How to Distinguish Melanoma from Moles

The only way to identify a harmless mole from cancerous melanoma is by viewing both under a microscope. However, moles and suspected melanoma-lesions have key differences that can be seen and identified by anyone. A changing spot may be a problem, but not every change in the mole may mean cancer. Sometimes, a mole may appear and then get bigger or become raised but still be only a mole. It is normal for many moles to start flat and dark, become raised and dark, and then later lose much of their color. This process takes many years.

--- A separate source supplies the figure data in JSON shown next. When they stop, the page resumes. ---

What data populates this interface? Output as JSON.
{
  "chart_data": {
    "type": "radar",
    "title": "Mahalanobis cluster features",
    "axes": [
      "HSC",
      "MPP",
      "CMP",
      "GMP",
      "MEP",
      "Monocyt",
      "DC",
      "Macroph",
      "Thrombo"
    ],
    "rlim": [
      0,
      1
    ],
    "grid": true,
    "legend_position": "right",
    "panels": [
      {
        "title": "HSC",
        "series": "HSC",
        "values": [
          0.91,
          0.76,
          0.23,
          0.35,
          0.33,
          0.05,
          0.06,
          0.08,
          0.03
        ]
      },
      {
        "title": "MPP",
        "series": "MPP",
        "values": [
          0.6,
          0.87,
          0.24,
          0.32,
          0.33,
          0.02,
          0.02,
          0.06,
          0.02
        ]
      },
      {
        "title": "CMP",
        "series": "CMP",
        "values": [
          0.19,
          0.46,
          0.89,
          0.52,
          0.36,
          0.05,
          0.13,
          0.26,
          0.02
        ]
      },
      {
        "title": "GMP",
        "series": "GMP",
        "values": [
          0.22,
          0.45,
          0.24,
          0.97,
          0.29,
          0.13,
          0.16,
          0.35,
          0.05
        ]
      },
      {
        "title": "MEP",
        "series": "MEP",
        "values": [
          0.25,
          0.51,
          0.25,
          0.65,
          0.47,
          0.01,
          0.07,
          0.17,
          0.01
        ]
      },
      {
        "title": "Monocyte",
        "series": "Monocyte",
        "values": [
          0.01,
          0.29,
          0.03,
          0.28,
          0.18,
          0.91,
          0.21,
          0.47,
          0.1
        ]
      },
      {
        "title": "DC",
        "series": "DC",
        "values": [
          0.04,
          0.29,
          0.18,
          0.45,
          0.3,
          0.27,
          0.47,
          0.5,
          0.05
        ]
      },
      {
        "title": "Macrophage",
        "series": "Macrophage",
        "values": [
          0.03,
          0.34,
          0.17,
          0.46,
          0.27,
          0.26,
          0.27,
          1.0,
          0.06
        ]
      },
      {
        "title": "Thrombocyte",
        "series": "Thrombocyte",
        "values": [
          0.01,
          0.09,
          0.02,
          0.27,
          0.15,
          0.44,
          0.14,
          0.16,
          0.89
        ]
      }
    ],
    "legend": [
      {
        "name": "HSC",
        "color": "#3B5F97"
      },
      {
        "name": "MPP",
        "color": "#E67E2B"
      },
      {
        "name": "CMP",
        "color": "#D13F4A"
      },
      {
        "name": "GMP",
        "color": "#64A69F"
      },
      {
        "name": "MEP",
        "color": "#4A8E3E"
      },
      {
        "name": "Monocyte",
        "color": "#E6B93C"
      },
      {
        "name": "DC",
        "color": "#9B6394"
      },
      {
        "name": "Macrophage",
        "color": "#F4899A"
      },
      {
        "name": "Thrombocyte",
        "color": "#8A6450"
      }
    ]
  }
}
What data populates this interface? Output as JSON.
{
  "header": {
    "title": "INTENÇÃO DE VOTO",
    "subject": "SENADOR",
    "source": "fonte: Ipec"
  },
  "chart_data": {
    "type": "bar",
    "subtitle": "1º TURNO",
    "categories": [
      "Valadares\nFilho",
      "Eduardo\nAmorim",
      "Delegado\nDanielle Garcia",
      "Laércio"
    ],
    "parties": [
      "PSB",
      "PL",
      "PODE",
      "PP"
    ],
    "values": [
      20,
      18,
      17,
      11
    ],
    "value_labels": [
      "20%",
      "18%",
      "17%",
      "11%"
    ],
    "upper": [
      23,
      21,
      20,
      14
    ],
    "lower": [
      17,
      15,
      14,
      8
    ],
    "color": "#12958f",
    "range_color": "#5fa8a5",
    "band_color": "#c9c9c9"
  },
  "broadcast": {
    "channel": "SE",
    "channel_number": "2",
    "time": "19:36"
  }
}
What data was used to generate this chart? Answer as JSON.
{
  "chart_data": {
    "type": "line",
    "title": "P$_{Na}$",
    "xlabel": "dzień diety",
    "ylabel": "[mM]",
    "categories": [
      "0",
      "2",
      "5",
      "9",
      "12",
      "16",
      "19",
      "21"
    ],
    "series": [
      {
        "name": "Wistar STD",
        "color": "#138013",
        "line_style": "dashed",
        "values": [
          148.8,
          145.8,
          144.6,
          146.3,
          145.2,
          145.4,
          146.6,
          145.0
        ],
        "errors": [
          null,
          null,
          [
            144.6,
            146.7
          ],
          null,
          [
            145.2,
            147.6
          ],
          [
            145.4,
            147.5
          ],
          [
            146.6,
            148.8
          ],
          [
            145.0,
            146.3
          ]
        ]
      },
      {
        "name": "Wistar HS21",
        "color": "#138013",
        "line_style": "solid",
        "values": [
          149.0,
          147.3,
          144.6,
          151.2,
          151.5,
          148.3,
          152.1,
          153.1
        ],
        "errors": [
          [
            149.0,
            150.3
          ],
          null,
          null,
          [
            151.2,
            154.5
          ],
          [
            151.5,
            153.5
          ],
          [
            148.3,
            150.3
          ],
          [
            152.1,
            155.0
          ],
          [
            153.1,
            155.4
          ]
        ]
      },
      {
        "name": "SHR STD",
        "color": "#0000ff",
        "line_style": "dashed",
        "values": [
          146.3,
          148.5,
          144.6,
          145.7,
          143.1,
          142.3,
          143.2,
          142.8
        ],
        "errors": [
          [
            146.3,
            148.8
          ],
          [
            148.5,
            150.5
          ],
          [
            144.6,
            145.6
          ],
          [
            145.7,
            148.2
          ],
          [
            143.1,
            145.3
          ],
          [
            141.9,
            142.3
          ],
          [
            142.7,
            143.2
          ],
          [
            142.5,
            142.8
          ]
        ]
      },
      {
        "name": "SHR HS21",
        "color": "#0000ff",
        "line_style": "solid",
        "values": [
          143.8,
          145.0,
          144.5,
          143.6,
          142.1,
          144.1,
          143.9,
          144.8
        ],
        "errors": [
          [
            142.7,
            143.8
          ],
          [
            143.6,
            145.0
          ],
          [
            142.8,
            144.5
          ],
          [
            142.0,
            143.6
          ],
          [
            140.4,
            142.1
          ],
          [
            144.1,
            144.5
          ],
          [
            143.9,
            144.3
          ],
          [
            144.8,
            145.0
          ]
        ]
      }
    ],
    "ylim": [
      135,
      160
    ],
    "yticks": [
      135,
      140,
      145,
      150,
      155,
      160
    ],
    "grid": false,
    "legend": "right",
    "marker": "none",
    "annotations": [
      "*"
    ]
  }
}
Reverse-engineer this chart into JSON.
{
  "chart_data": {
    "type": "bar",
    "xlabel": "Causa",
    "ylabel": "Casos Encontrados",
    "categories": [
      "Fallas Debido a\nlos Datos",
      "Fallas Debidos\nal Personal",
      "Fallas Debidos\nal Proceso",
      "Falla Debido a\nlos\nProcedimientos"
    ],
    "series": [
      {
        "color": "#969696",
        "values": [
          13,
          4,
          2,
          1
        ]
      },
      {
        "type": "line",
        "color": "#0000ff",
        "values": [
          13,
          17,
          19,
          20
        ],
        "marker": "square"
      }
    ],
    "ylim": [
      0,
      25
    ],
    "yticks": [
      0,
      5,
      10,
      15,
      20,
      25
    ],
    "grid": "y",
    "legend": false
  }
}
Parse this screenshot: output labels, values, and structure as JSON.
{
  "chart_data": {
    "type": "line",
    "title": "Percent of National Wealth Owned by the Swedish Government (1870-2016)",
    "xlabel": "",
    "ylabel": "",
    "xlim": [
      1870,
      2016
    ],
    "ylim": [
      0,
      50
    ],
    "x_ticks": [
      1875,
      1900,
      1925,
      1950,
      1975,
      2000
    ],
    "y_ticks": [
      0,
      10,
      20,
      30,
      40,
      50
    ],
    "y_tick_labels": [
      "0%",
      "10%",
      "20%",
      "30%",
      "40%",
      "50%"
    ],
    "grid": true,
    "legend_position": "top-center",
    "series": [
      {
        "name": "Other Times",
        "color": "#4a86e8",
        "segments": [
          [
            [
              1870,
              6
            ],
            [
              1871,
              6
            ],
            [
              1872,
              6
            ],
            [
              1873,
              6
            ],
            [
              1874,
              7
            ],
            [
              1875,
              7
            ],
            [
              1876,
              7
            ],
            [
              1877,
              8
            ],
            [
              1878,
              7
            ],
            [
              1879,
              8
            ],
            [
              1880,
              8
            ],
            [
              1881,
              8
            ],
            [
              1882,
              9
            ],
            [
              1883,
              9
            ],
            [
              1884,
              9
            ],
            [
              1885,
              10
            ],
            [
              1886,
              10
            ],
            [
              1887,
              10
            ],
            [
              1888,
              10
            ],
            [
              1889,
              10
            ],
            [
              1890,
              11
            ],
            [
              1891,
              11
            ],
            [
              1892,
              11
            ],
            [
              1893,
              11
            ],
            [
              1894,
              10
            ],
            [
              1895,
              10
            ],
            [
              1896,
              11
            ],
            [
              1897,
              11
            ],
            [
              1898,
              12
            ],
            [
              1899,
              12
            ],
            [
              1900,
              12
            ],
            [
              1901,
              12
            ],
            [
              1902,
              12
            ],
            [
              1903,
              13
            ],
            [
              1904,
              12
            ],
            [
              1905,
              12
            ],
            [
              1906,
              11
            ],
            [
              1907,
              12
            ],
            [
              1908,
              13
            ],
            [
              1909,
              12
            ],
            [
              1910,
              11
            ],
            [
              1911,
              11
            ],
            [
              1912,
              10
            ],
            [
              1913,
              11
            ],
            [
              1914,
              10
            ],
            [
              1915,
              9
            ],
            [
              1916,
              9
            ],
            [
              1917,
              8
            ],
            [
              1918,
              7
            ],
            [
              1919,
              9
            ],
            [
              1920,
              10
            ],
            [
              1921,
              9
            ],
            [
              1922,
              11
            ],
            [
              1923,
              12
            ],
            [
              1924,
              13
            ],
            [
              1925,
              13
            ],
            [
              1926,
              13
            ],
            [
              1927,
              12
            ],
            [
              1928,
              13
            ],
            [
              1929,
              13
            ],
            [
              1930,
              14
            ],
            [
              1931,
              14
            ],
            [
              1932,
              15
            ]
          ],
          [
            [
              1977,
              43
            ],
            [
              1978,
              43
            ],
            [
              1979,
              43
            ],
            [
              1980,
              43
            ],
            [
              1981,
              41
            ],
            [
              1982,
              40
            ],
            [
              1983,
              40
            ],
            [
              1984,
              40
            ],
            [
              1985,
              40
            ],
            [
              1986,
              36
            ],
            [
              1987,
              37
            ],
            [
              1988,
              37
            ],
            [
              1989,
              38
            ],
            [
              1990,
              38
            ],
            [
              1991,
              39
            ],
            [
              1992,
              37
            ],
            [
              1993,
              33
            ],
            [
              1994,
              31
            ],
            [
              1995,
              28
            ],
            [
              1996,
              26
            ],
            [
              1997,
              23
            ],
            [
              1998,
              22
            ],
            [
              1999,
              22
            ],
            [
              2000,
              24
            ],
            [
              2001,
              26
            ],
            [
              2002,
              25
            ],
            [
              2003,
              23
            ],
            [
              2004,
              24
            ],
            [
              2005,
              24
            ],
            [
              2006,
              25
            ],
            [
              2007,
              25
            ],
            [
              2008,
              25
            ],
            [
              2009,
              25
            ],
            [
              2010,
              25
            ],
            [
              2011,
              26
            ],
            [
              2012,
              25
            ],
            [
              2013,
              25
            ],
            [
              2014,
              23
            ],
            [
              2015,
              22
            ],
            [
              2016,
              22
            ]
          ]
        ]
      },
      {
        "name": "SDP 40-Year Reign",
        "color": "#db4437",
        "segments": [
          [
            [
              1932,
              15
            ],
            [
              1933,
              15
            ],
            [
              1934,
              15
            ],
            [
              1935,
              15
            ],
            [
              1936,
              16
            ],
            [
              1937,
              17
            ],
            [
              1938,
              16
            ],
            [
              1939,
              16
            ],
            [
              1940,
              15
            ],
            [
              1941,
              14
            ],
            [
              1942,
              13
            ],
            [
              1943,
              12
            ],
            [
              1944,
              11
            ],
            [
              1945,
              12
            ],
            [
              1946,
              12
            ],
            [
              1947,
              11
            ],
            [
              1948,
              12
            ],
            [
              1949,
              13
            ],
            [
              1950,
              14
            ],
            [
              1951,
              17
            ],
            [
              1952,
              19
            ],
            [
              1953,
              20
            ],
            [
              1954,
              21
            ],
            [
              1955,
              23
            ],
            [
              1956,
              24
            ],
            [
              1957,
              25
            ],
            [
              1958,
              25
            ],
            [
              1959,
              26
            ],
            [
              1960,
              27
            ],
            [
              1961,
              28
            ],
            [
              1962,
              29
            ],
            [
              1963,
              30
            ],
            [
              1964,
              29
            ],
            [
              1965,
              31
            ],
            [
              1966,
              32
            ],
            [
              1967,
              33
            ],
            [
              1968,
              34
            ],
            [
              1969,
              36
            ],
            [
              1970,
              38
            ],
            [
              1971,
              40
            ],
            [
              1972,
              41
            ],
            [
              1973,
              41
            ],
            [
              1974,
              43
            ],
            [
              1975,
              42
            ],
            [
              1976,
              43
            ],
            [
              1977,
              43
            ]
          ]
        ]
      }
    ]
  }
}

The best way to determine if a mole is actually melanoma is the mnemonic ‘ABCDE’ way. This method helps to keep in mind the warning signs of melanoma. Note that some cases may only exhibit one or two of the following warning signs.

‘A’ Stands for Asymmetry

Normal moles are symmetrical which means that if they are split evenly, a normal mole will appear the same on both halves. If you draw a line through the middle, the two sides will match. If the sides match, this indicates that the mole is symmetrical. However, if you draw a line through the mole and the two halves do not match it indicates that the mole is asymmetrical, which is a warning sign for melanoma. One must always keep in mind that melanoma lesions can vary in shape and size, and often do not pass the "two halves" test.

‘B’ Stands for Border

If a mole has well-defined borders, it is probably non-cancerous. Melanoma lesions usually have poorly-defined or fading borders. If observed carefully, one may notice that a benign mole has smooth, even borders. This is unlike melanomas, whose borders at an early stage tend to be uneven. The edges in such melanomas may be scalloped or notched.

‘C' Stands for Color

Normal moles tend to have a single shade of color – usually a single shade of brown, while melanoma lesions do not. Having a variety of colors is another warning signal of developing melanoma. In this case, a number of different shades of brown, tan, or black would appear on the skin and they may further change into red, white, or blue. Hence, a mole that has two or more colors may be cancerous.

‘D’ Stands for Diameter

Benign moles usually have a smaller diameter than malignant ones. Melanomas usually are larger in diameter than a speck of grain or sugar, but they may sometimes be smaller when first detected. Later, they may grow into large bulging lesions. Melanoma lesions are larger than most normal moles. For easier reference, a mole larger than a pencil eraser should always be inspected more closely by a doctor.

‘E’ Stands for Evolving

Normal moles usually do not change, even throughout a person's whole life. Melanoma lesions typically evolve and change over time. If you find that a mole has changed color, size, or appearance, it is important to have it checked right away as any change, be it in size, shape, color, elevation, or another trait can indicate something serious. Any new symptoms such as bleeding, itching, or crusting may point to danger that may lead to serious ill-effects and health hazards as well.

A person must always have their mole checked if it bleeds, forms crusts, or becomes itchy. Anyone who lives in an area with lots of sunshine, has a family history of melanoma, has a weak immune system, or frequently uses tanning booths should be aware that they are at an increased risk for melanoma. If one or more of these risk factors apply to you, you can save your life by learning to identify suspicious moles and being aware of the signs of melanoma.